Project-MONAI / model-zoo

MONAI Model Zoo that hosts models in the MONAI Bundle format.
Apache License 2.0
204 stars 69 forks source link

Benchmark VISTA3D #671

Open binliunls opened 2 months ago

binliunls commented 2 months ago

Description

This is a function to benchmark, analyze and optimize VISTA3D bundle all class segmentation inference to get a better latency. I will try to add all the benchmark results and analyses in the PR comments. Meanwhile the general conclusion will be updated here in the PR description.

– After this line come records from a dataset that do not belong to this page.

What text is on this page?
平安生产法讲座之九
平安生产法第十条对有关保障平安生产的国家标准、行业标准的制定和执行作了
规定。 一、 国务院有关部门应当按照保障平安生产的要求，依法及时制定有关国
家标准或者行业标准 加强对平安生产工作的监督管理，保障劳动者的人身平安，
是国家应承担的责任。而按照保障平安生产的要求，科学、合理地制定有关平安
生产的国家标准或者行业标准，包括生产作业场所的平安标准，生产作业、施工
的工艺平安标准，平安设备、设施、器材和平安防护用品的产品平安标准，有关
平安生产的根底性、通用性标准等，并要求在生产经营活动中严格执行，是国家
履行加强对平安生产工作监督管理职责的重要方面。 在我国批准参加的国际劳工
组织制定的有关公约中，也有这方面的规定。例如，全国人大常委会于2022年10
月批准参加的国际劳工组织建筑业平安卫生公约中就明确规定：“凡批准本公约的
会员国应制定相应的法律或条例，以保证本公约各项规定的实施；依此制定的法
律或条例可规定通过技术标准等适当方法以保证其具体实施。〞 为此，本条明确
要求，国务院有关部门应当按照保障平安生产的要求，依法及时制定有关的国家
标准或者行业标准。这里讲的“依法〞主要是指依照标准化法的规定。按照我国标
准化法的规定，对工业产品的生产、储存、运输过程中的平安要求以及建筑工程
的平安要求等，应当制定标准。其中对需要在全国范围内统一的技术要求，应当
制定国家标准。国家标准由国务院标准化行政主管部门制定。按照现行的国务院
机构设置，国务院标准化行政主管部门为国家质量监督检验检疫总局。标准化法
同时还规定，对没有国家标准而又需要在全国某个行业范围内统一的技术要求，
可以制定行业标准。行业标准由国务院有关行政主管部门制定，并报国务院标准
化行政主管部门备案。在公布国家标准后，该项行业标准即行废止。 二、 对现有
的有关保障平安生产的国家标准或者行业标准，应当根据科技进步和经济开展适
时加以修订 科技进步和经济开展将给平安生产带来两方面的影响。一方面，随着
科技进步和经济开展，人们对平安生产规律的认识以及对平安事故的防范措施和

Also need to update the MONAI core code according to this PR.

Status

Work in progress

Conclusion

  1. A larger sw_batch_size (~14) can optimize the latency on the A100(80GB) GPU.

TODO:

binliunls commented 2 months ago

As the Range function is added to the bundle, we can take a look at the latency detail of one inference iteration, which is shown below. All the gray boxes under the SW_Patchforward_Loop stand for a model computation/prediction call with the VISTA3D network mentioned as SW_Model_Computation in the image. Since the bundle uses the sliding window inference and the given image size(512x512x77) is larger than the sliding window size(128x128x128), one sliding window inference iteration actually contains several iterations of SW_Model_Computation.

image

By zooming into the red box, we can further analyze the latency of one SW_Model_Computation iteration. As shown in the image below, each SW_Model_Computation will excute the cudaFree(pink) --> cuStreamSynchronize (green) in order. These overhead function calls take a large percentage of SW_Model_Computation, which are introduced by the loop inference.

image

As we analyze above, the overhead funcion calls are the bottle neck of the inference latency of the current bundle. In order to reduce them, we can improve the sw_batch_size parameter of the sliding window inference. Please note that this will also need more GPU memory. When we set the sw_batch_size, the latency detail looks like below. The latency has been optimized from 3.53 seconds to 2.36 seconds.

image

In addition to the inference iterations, the second and third time consumers are LoadingImage and SaveImage.

image

binliunls commented 2 months ago

The relation of latency vs sw_batch_size is:

sw_batch_size 1 4 8 10 12 14 16 20
spleen_12 (512x512x168) 2.771 2.085 2.351 2.208 1.906 2.095 1.987 1.896
spleen_38 (512x512x100) 5.280 3.887 3.535 3.689 3.691 3.592 3.838 3.547
spleen_10 (512x512x55) 3.404 2.803 2.508 2.362 2.289 2.301 2.594 2.74
spleen_9 (512x512x41) 2.772 2.066 2.071 2.168 1.788 2.186 2.079 1.924

image

binliunls commented 2 months ago

Set the sw_batch_size to 14 and run the bundle with TRT inference (only compile encoder and run all classes segmentation). The benchmarks are shown below. The upper one is the latency detail about the original bundle, while the lower one is TRT bundler.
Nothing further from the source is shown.